Sunday, October 09, 2005

In chapter eight the Experimental Analysis of Behavior, both John Dollard and Neal Miller talk about the personality being composed of different habits; which fundamentally are learned associations between stimulus's and responses. Both Dollard and Miller believed that a person's habits are influenced by drives. A drive is a strong stimulation that creates uneasiness, such as hunger or sleepiness (Engler, 2005). Dollard and Miller also believed that there are primary drives. Primary drives are related to a person's own physiological survival; such as the drive for hunger, sleep, and thirst. The secondary drive is learned through the primary drive and a secondary drive is an expansion of a primary drive, such as a feeling or need to earn money to buy food (Engler, 2005). Dollard and Miller also believed in reinforcers, primary reinforcers, and secondary reinforcers.
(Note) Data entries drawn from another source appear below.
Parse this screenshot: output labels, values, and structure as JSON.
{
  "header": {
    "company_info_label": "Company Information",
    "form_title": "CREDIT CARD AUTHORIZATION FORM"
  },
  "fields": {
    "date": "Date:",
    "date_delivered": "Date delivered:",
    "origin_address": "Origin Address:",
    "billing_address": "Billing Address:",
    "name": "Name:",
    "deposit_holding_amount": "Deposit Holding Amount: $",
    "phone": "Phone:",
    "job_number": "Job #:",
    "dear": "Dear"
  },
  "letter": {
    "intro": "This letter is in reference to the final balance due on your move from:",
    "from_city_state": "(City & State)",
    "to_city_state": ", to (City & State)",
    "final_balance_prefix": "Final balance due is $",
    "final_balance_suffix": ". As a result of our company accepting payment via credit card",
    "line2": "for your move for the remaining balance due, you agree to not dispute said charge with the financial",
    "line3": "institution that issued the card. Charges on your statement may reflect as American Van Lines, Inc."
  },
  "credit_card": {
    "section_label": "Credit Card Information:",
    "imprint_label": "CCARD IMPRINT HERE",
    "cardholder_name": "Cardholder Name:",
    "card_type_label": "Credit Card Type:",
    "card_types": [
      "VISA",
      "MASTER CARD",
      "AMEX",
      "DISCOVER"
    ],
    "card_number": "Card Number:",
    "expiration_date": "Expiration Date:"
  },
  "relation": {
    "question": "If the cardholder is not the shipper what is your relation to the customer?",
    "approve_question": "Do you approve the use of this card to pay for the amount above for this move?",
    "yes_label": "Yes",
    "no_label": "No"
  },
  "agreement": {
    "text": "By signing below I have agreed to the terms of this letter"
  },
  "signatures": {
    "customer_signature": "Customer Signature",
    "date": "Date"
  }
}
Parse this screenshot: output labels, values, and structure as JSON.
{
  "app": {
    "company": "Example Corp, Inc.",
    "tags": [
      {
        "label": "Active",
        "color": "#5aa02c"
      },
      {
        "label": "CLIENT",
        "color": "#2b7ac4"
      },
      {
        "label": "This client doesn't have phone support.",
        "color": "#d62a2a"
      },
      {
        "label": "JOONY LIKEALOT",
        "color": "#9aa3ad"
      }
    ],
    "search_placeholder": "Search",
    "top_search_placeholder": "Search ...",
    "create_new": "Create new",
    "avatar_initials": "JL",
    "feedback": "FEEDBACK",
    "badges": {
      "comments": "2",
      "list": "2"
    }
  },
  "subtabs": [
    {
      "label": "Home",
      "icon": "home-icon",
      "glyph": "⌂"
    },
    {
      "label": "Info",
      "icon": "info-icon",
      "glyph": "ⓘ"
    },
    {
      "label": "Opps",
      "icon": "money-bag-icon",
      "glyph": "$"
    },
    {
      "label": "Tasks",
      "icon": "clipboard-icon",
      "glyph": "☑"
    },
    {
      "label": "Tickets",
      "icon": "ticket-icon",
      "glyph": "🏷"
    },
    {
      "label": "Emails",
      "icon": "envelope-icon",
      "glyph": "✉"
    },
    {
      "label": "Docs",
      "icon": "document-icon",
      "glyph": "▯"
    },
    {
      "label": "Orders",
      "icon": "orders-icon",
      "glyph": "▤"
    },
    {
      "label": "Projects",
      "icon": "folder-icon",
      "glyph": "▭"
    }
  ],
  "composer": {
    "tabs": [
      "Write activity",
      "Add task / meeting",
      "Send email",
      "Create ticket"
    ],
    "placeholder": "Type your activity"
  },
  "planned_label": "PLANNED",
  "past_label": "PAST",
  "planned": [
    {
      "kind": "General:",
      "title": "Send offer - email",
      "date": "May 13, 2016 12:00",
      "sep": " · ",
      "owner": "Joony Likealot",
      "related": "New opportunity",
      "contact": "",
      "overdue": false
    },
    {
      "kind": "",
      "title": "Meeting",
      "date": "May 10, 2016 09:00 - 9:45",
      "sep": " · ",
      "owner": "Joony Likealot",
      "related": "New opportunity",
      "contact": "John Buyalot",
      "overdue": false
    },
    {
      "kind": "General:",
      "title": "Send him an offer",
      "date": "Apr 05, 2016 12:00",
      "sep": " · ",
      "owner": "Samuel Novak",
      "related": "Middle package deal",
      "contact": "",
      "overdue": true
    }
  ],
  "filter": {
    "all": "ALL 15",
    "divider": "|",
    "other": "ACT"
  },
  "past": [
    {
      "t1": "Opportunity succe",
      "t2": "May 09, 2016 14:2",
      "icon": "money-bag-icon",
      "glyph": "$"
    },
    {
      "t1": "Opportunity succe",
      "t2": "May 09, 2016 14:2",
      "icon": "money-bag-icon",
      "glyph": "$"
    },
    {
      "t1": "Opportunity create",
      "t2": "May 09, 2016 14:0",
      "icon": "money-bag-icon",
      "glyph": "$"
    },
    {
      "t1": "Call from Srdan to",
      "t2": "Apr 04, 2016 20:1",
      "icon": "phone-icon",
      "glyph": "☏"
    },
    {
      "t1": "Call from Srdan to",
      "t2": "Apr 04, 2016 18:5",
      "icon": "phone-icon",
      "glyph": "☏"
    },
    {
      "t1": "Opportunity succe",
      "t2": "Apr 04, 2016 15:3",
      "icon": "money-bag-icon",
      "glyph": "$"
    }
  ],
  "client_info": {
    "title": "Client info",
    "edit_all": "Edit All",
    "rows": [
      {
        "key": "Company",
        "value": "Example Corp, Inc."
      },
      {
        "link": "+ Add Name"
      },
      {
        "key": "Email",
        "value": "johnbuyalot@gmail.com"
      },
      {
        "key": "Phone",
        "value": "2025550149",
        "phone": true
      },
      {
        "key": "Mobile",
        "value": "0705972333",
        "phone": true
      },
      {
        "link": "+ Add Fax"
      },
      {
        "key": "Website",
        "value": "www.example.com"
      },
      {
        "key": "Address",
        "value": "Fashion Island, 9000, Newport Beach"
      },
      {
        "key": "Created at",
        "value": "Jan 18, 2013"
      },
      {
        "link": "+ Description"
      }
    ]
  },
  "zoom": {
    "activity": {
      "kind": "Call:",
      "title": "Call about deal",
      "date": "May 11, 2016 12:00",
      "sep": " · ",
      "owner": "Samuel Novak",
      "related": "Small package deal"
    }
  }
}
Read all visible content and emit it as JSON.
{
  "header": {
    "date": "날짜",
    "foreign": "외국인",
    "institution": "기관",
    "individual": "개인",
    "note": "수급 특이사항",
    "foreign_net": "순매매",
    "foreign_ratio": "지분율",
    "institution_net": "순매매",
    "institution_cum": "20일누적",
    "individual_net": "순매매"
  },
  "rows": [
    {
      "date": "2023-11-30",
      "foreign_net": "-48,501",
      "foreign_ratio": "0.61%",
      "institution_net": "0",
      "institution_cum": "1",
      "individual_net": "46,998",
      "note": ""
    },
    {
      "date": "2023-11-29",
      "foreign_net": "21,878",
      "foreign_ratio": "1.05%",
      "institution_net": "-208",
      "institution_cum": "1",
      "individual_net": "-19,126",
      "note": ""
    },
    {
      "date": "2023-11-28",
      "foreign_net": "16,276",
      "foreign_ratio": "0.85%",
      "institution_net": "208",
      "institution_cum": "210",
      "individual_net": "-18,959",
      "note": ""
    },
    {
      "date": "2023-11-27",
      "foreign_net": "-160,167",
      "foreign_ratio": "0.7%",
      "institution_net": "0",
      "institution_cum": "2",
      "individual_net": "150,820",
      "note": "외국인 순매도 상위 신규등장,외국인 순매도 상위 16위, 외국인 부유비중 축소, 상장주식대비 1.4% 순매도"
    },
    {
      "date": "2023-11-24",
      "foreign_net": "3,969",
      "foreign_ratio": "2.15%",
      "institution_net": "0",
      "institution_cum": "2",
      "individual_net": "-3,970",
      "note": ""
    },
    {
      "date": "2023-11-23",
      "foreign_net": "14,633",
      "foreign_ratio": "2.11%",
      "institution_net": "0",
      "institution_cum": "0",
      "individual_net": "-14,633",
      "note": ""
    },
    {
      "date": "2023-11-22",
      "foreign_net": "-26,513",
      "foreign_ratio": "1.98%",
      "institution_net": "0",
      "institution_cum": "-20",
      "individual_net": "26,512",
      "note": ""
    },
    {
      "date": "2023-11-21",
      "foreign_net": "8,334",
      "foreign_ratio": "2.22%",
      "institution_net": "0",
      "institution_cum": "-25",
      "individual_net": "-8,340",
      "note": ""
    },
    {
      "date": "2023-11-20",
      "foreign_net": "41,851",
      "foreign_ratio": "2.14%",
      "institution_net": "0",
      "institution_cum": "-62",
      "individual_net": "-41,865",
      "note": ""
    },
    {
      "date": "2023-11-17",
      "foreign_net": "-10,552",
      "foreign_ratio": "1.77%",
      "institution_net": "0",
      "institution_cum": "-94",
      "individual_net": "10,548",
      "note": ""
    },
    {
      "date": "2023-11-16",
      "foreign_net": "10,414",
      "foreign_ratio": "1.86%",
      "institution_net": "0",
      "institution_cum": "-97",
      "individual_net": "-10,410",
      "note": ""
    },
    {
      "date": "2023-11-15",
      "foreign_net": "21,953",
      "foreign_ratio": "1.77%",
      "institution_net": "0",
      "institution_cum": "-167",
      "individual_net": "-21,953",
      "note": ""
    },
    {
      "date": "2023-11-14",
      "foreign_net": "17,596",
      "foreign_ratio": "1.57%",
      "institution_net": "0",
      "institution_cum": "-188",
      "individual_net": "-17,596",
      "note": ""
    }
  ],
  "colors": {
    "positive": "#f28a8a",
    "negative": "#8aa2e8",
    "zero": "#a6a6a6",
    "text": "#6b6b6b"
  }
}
A reinforcer is an event that creates more probability of a certain response. We also all have reflex responses, which are automatic responses to particular stimuli. Dollard and Miller believe that there was a hierarchy of response, which shows what responses are most probable due to certain events. So to break this theory down in order you would start with a drive which impels a person's behavior, a cue a stimulus that tells someone when, where and how to react, a response which is the reaction to the cue, and reinforcement which refers to the effect the response has made. Both Miller and Dollard believed that all human beings can be understood through the learning process, which is the idea of habits and drives. I have found this section of chapter eight to be interesting because I am unfamiliar with the theory of Dollard's and Miller's learning process. It is complex, but by reading about each aspect of the theory it becomes more understandable. I also find Miller and Dollard's theory to be an interesting theory in the field of psychology because I think it is important to have a good understanding of how people interpret and learn things within their environment.